Jerko’s liability for consequential damages resulting from defective goods, as well as for damages not caused by the delivered goods themselves – for whatever legal reason (in particular, due to delay, impossibility of performance, culpable breach of ancillary contractual obligations, fault before or upon conclusion of the contract, and tortious acts) – is limited to cases of intent and gross negligence on the part of senior management, as well as culpable injury, including negligent injury, to life, limb, or health, as well as for defects that were fraudulently concealed or whose absence was guaranteed. Further claims are excluded. Jerko is therefore not liable for damages not caused by the delivered goods themselves. In particular, it is not liable for lost profits, production downtime, or other financial losses of the customer.

In the event of defects in the delivered item, however, limitation of liability is excluded to the extent that liability is provided for personal injury or property damage to privately used items under the Product Liability Act.

Furthermore, the limitation of liability does not apply in the event of a breach of essential contractual obligations (cardinal obligations), for which Jerko is liable even in cases of negligence.
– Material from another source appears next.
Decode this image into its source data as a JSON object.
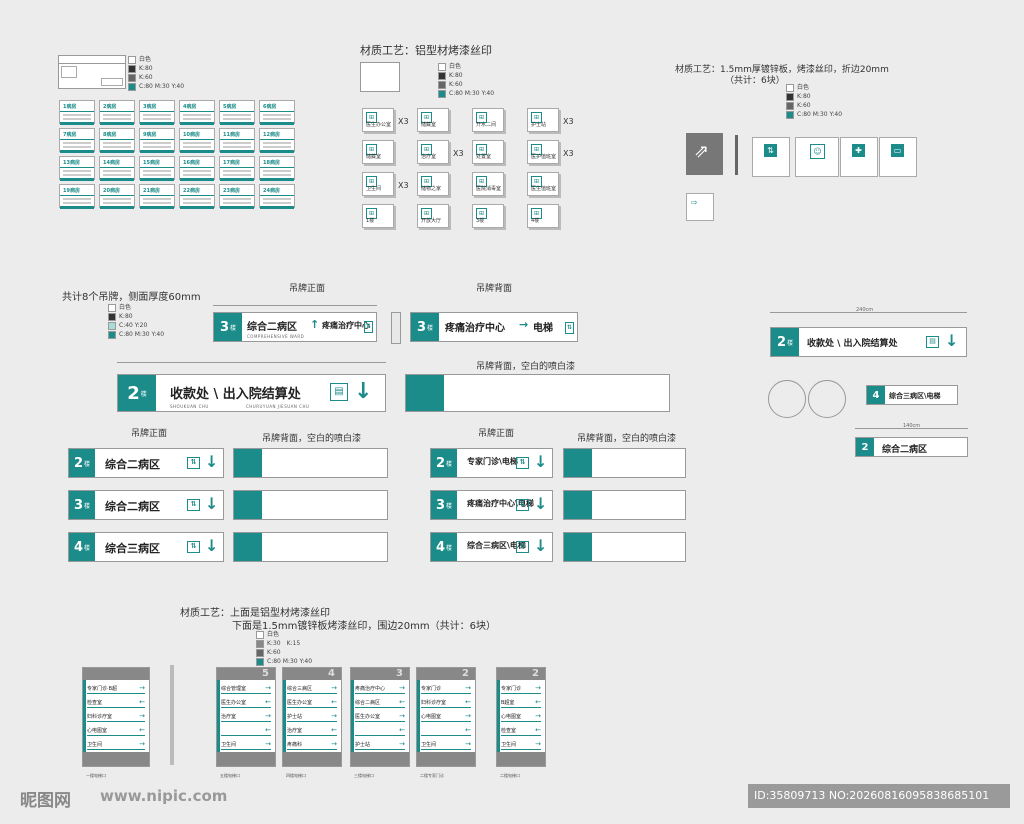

Essential contractual obligations are those obligations intended to protect the customer’s essential contractual positions and which the contract must grant to the customer according to its content; Essential obligations are also those obligations whose fulfillment is essential for the proper execution of the contract and on whose compliance the customer relies and may rely. However, in the case of liability for simple negligence, the claim for damages for the culpable breach of essential contractual obligations is limited to typical contractual damages that were foreseeable at the time of conclusion of the contract, applying due care. Further claims are excluded.

To the extent that Jerko’s liability is excluded or limited, this also applies to the personal liability of its employees, workers, staff, legal representatives and vicarious agents.

9. Limitation period

All claims of the customer – for whatever legal reason – shall expire within 12 months from delivery or acceptance.

10. Jerko’s right of withdrawal

In the event of unforeseen events of economic significance that subsequently render performance impossible, in particular Jerko being unable to deliver, Jerko shall have the right to withdraw from the contract in whole or in part after becoming aware of the events and prior notification to the customer.

The customer shall not be entitled to any claims for damages due to such withdrawal.

11. Partial invalidity

Should individual provisions of these Terms and Conditions prove to be invalid, the validity of the remaining provisions shall remain unaffected. Jerko and the customer are obligated to agree on a valid replacement provision that comes as close as possible to the purpose of the invalid provision.

12. Applicable law

The contractual relationship between Jerko and the customer shall be governed exclusively by the laws of the Federal Republic of Germany, excluding all bilateral and/or multilateral agreements concerning the purchase of movable goods, in particular excluding the UN Convention on Contracts for the International Sale of Goods (CISG). This also applies to contracts with foreign clients whose registered office is located abroad.

13. Place of jurisdiction

The place of jurisdiction for all disputes arising directly or indirectly from the contractual relationship – including claims relating to checks and bills of exchange – is Krefeld. However, Jerko is entitled to bring legal action at the customer’s headquarters.

14. Data protection

In accordance with the provisions of applicable data protection law, we hereby point out that all customer and supplier-related data is processed electronically. The documents/data provided by Jerko to the customer may only be passed on to third parties with Jerko’s express prior consent.